Stolpersteine in Hammelburgs Altstadt bedeuten für Heide Schneid erhebliche Gefahr. Sie sei auf ihren Rollator wegen ihrer Parkinson-Erkrankung angewiesen, erklärte Schneid.

"Ich kann nur schlurfen, und an den Steinen bleibe ich mit den kleinen Rädern meines Rollators oft hängen", berichtete sie von ihrem Unfall, der ihr durch Sturz einige Knochenbrüche, Schmerzen und zudem noch einen Krankenhausaufenthalt bescherte. Ganz zu schweigen von dem total verbogenen Rollator.


Beleuchtung wichtig

"Der Rollstuhl hat noch einige Schwierigkeiten, von denen ein Nichtbehinderter kaum etwas ahnt", sagte Maria Nürnberger. Ohne Hilfe in der Dunkelheit sehe der Rollstuhlfahrer manches Hindernis zu spät oder überhaupt nicht. Schmitt erklärte, dass aufwändige Technik - wie zum Beispiel eine etliche tausend Euro teure Hebehilfe für Rollstühle - nicht immer helfen könne. Und dann gab er noch eine Geschichte von seinem Freibad-Besuch zum Besten: "Nach dem Schwimmen wollte ich wieder in meinem Rollstuhl Platz nehmen, dachte aber nicht daran, dass der in der prallen Sonne auf Backofentemperatur aufgeheizt war", berichtete Schmitt von arg schmerzhaften Verbrennungen seiner Haut.
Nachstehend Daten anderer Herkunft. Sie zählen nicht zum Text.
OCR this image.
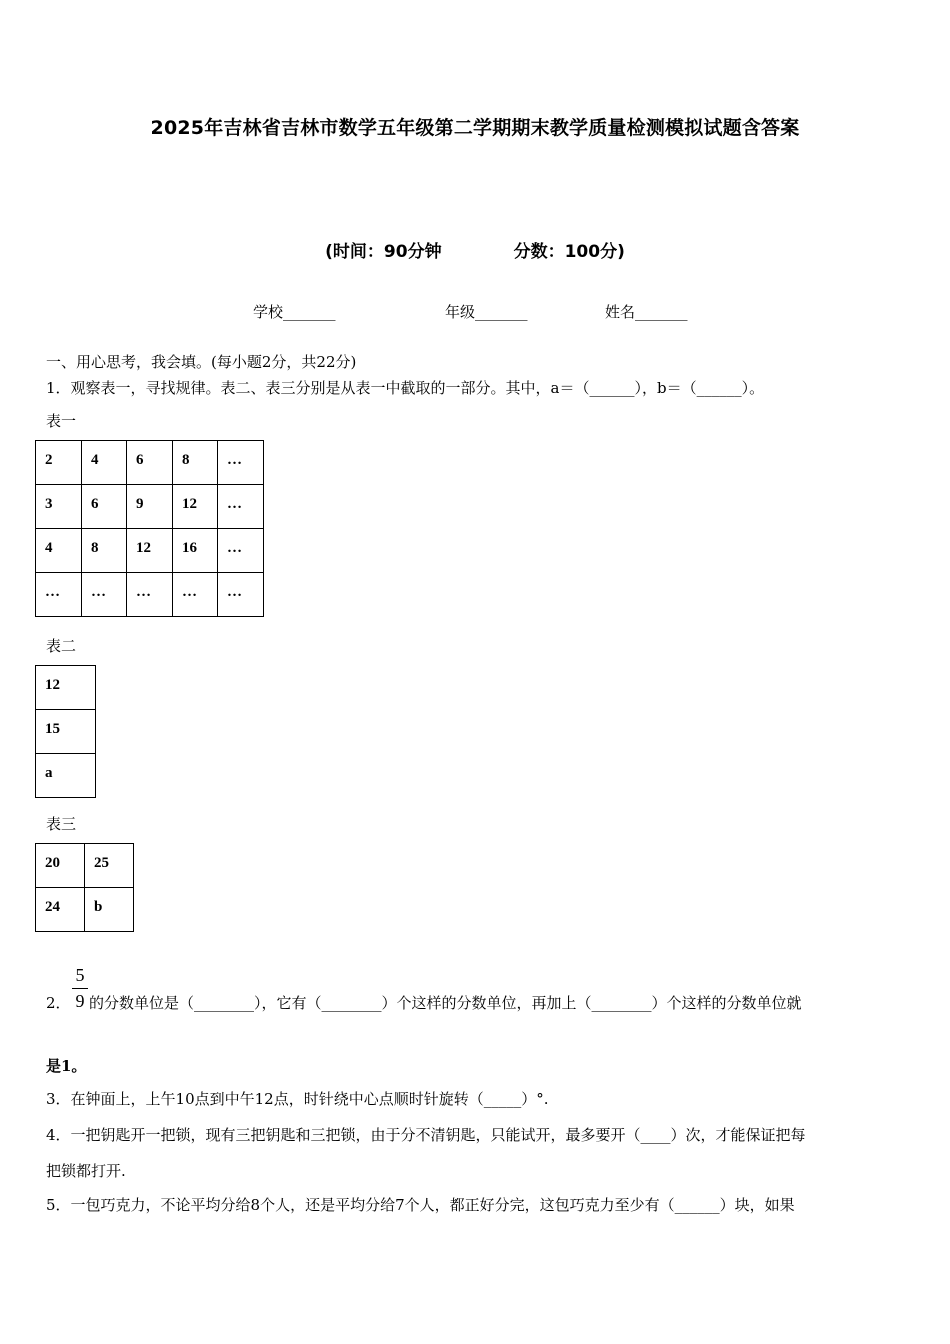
2025年吉林省吉林市数学五年级第二学期期末教学质量检测模拟试题含答案
(时间：90分钟	分数：100分)
学校_______	年级_______	姓名_______
一、用心思考，我会填。(每小题2分，共22分)
1．观察表一，寻找规律。表二、表三分别是从表一中截取的一部分。其中，a＝（______），b＝（______）。
表一
2	4	6	8	…
3	6	9	12	…
4	8	12	16	…
…	…	…	…	…
表二
12
15
a
表三
20	25
24	b
2．
5
9 的分数单位是（________），它有（________）个这样的分数单位，再加上（________）个这样的分数单位就
是1。
3．在钟面上，上午10点到中午12点，时针绕中心点顺时针旋转（_____）°.
4．一把钥匙开一把锁，现有三把钥匙和三把锁，由于分不清钥匙，只能试开，最多要开（____）次，才能保证把每
把锁都打开.
5．一包巧克力，不论平均分给8个人，还是平均分给7个人，都正好分完，这包巧克力至少有（______）块，如果
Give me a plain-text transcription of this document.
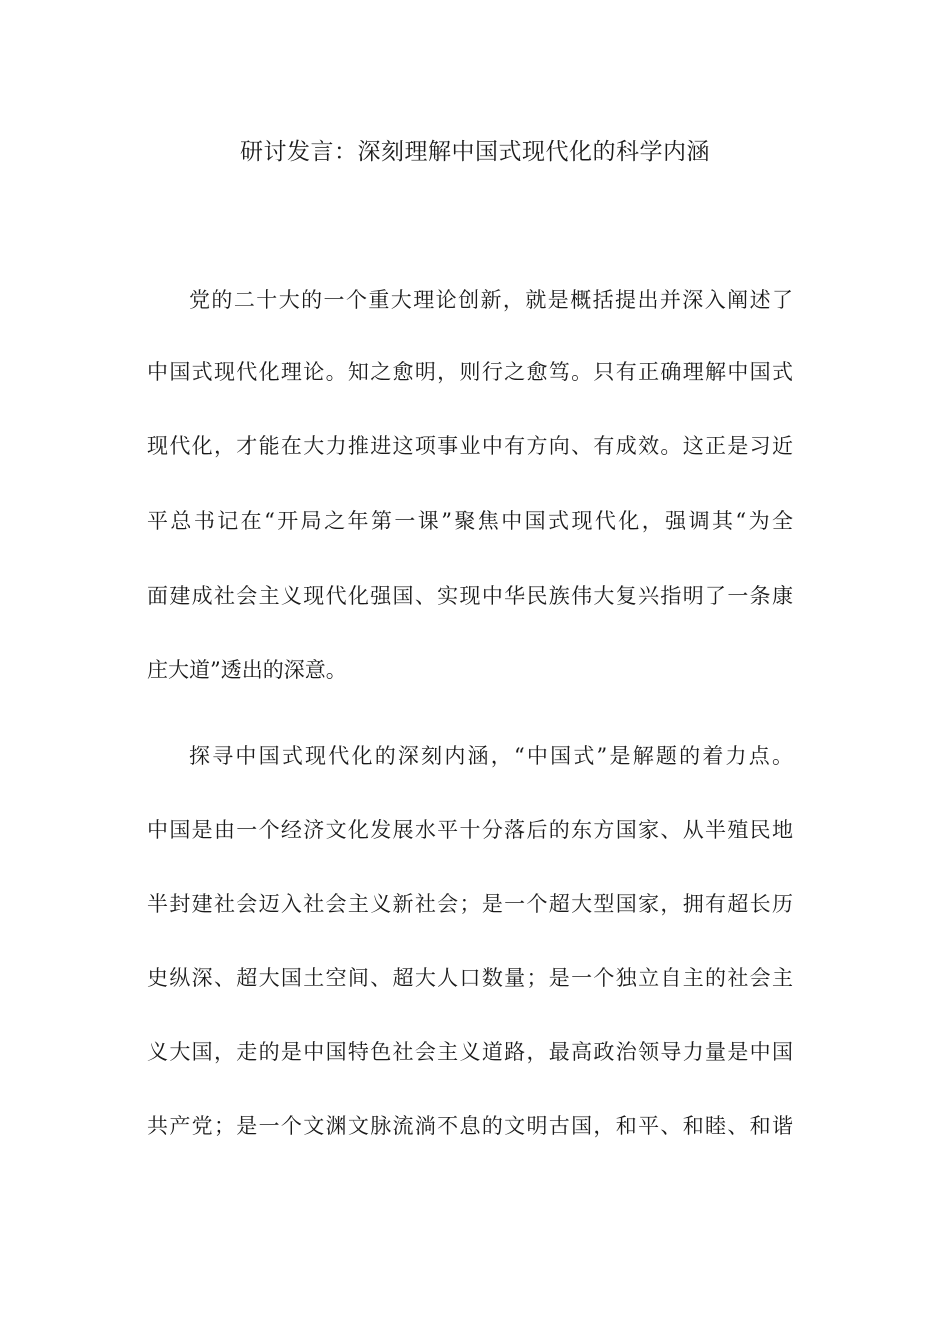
研讨发言：深刻理解中国式现代化的科学内涵

党的二十大的一个重大理论创新，就是概括提出并深入阐述了

中国式现代化理论。知之愈明，则行之愈笃。只有正确理解中国式

现代化，才能在大力推进这项事业中有方向、有成效。这正是习近

平总书记在“开局之年第一课”聚焦中国式现代化，强调其“为全

面建成社会主义现代化强国、实现中华民族伟大复兴指明了一条康

庄大道”透出的深意。

探寻中国式现代化的深刻内涵，“中国式”是解题的着力点。

中国是由一个经济文化发展水平十分落后的东方国家、从半殖民地

半封建社会迈入社会主义新社会；是一个超大型国家，拥有超长历

史纵深、超大国土空间、超大人口数量；是一个独立自主的社会主

义大国，走的是中国特色社会主义道路，最高政治领导力量是中国

共产党；是一个文渊文脉流淌不息的文明古国，和平、和睦、和谐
Der Leiter des Wohnhauses, Sascha Turtschany, berichtete über diese Lebenshilfeeinrichtung: "Freilich ist dieses moderne Haus bestens für Rollstuhlfahrer und Rollatoren gerüstet", sagte er. Bis auf drei Plätze sei es in diesem ersten Jahr ausgebucht.

Tagesgruppenleiterin und Beirätin Annette Gerlach: "Unsere Gruppe hat hier genügend Platz und nutzt bei schönem Wetter auch den Gedenkplatz vor der Haustüre." Kreative Fähigkeiten, Musik, Schach, weitere Hobbys und Interesse am Weltgeschehen stehen auf dem Tagesprogramm. Beirat Manfred Pakull unterstützte Erweiterungsideen des Hauses zur Kontaktaufnahme in der Gesellschaft und dachte dabei auch an Tanzveranstaltungen oder Boulespiel. Anlässlich des Hammelburger Höflesfestes hatte die Öffentlichkeit heuer gerne Einblick in den Hof des Wohnhauses genommen.